The processor will ignore any value being shifted in on the MOSI data line during operation. However, it does provide a nice feature in that the processor will emit the current value of the processor_halt signal on the MISO line. This means that we can improve the code to run this process in a loop and catch when the program reaches a HLT instruction:

HAL_Delay(100);
HAL_GPIO_WritePin(SPI_PROC_CS_GPIO_Port, SPI_PROC_CS_Pin, 0);
dummy = 0;
while(1) {
  HAL_SPI_TransmitReceive(&hspi1, &dummy, &dummy, 1, HAL_MAX_DELAY);
  if(dummy == 0xFF)
    break;
}
HAL_GPIO_WritePin(SPI_PROC_CS_GPIO_Port, SPI_PROC_CS_Pin, 1);
HAL_Delay(100);

Of course, the example program does not HLT, so we will not reach this point in this code. But, it works for other programs that do contain a HLT instruction.

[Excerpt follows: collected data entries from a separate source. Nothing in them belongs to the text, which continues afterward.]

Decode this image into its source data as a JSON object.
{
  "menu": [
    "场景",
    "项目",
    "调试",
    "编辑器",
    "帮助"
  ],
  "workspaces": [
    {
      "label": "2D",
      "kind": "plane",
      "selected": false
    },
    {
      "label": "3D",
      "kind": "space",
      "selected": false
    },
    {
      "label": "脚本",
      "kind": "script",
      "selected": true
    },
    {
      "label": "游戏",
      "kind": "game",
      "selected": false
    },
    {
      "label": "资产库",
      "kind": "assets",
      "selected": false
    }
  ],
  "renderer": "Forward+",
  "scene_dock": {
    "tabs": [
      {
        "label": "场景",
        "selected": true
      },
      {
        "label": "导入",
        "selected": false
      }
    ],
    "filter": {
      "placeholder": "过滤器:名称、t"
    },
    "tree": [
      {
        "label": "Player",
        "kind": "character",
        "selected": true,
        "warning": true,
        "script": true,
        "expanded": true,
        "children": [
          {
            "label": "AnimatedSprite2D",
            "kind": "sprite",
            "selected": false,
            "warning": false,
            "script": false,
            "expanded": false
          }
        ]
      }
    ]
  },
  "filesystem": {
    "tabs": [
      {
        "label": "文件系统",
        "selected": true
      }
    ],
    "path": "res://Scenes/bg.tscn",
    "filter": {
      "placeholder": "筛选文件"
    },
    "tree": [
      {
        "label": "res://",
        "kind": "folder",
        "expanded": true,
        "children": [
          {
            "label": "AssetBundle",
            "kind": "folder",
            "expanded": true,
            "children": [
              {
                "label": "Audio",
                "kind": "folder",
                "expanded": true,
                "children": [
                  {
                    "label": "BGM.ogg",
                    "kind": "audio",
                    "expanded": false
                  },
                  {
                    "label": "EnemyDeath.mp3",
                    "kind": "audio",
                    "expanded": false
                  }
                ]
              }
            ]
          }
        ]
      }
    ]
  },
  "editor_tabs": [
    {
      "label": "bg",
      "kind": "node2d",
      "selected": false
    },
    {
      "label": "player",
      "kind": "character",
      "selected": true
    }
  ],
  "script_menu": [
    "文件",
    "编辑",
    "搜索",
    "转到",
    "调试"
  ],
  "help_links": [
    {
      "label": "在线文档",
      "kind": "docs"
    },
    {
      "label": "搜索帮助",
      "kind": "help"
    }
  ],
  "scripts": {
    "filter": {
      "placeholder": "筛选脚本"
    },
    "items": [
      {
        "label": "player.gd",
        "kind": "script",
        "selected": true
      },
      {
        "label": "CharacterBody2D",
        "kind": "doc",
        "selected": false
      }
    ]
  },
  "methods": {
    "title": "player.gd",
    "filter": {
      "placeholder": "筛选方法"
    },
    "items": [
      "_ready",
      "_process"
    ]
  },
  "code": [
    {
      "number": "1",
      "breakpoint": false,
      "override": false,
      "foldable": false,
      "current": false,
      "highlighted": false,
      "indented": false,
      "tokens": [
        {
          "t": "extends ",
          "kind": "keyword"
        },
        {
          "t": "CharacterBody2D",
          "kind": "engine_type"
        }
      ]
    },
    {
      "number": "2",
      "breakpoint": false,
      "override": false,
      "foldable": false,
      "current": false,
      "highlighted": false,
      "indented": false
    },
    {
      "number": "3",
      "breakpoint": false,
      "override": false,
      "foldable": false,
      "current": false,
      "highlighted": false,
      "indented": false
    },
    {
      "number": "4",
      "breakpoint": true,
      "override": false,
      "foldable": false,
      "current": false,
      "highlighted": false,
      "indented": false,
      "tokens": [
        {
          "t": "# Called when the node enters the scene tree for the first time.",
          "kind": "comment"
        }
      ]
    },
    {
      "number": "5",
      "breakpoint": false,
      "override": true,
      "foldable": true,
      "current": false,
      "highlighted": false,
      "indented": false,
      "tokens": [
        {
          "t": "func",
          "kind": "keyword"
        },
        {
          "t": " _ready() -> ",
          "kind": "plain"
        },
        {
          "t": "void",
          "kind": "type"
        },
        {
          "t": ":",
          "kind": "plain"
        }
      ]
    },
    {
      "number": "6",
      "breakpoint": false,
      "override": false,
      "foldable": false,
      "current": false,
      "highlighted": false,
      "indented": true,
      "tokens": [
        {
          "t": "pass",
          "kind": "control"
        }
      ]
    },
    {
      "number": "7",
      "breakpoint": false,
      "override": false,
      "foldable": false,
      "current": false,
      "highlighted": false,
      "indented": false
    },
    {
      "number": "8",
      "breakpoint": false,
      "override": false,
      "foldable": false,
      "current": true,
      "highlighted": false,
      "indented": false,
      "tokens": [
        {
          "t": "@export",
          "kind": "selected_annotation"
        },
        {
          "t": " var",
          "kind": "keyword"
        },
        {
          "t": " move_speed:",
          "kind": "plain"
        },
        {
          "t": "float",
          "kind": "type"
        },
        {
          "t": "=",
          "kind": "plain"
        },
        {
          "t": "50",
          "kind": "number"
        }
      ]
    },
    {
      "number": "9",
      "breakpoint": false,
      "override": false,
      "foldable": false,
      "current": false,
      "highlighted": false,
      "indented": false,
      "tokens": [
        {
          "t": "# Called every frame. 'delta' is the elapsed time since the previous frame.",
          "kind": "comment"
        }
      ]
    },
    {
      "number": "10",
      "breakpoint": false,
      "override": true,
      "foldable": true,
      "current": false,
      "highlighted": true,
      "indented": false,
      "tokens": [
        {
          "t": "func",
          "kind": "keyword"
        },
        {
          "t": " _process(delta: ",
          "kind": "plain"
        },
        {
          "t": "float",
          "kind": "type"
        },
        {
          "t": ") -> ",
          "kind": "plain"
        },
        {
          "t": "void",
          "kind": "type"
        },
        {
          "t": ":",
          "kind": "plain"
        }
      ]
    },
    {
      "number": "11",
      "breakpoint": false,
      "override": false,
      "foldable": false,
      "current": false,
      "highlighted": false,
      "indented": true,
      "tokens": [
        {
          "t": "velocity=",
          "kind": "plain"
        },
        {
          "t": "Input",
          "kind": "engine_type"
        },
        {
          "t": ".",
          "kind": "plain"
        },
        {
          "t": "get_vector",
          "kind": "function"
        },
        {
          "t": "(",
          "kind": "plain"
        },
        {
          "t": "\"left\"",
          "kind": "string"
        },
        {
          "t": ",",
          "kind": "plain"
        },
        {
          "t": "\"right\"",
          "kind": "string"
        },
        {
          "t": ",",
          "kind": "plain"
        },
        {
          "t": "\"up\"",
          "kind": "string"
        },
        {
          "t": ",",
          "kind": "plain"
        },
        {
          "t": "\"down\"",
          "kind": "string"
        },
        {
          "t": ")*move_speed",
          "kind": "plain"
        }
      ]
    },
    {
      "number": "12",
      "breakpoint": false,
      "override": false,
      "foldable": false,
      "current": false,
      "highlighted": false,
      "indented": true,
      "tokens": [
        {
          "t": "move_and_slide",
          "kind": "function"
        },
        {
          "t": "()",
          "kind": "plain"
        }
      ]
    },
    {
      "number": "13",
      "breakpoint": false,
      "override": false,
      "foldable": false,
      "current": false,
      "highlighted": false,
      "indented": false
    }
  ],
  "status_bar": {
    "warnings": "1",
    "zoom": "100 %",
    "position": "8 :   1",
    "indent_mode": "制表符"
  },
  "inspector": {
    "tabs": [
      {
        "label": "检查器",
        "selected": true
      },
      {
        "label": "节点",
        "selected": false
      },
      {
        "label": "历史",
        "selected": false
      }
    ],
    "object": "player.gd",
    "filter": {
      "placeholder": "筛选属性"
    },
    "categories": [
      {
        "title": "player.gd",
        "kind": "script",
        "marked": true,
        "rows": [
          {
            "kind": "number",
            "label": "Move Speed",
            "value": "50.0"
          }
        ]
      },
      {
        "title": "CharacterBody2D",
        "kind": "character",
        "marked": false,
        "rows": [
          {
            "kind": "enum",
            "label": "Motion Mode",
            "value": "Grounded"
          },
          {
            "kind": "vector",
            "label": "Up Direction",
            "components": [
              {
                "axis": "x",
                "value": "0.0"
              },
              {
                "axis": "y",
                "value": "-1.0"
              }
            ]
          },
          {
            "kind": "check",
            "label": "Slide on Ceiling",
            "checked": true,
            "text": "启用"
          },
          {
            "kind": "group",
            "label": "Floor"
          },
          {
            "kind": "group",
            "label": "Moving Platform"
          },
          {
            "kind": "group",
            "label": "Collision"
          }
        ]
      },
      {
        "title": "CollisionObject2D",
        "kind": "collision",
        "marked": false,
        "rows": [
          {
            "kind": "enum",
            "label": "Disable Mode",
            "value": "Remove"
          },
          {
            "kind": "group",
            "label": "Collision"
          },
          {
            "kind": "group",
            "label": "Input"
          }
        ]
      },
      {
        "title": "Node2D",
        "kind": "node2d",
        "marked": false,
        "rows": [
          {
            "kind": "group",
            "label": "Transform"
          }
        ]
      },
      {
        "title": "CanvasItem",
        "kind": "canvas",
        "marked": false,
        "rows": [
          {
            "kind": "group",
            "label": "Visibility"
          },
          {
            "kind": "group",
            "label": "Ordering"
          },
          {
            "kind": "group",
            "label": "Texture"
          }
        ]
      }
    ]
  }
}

Once you have the provided example program running, you will be able to press the button and see how the LEDs are toggled.

IO

# Input Output
0 clock - connect to an SPI SCK. general purpose output 0 (e.g. LED segment a). This output comes from the I/O register bit 1.
1 reset (active high) general purpose output 1 (e.g. LED segment b). This output comes from the I/O register bit 2.
2 scan enable (active low) - connect to an SPI chip select. general purpose output 2 (e.g. LED segment c). This output comes from the I/O register bit 3.
3 processor enable (active low) - connect to an SPI chip select. general purpose output 3 (e.g. LED segment d). This output comes from the I/O register bit 4.
4 scan data in - connect to an SPI MOSI. general purpose output 4 (e.g. LED segment e). This output comes from the I/O register bit 5.
5 general purpose input (e.g. Button). This input will be provided to the I/O register bit 0. general purpose output 5 (e.g. LED segment f). This output comes from the I/O register bit 6.
6 none general purpose output 6 (e.g. LED segment g). This output comes from the I/O register bit 7.
7 none scan data out - connect to an SPI MISO.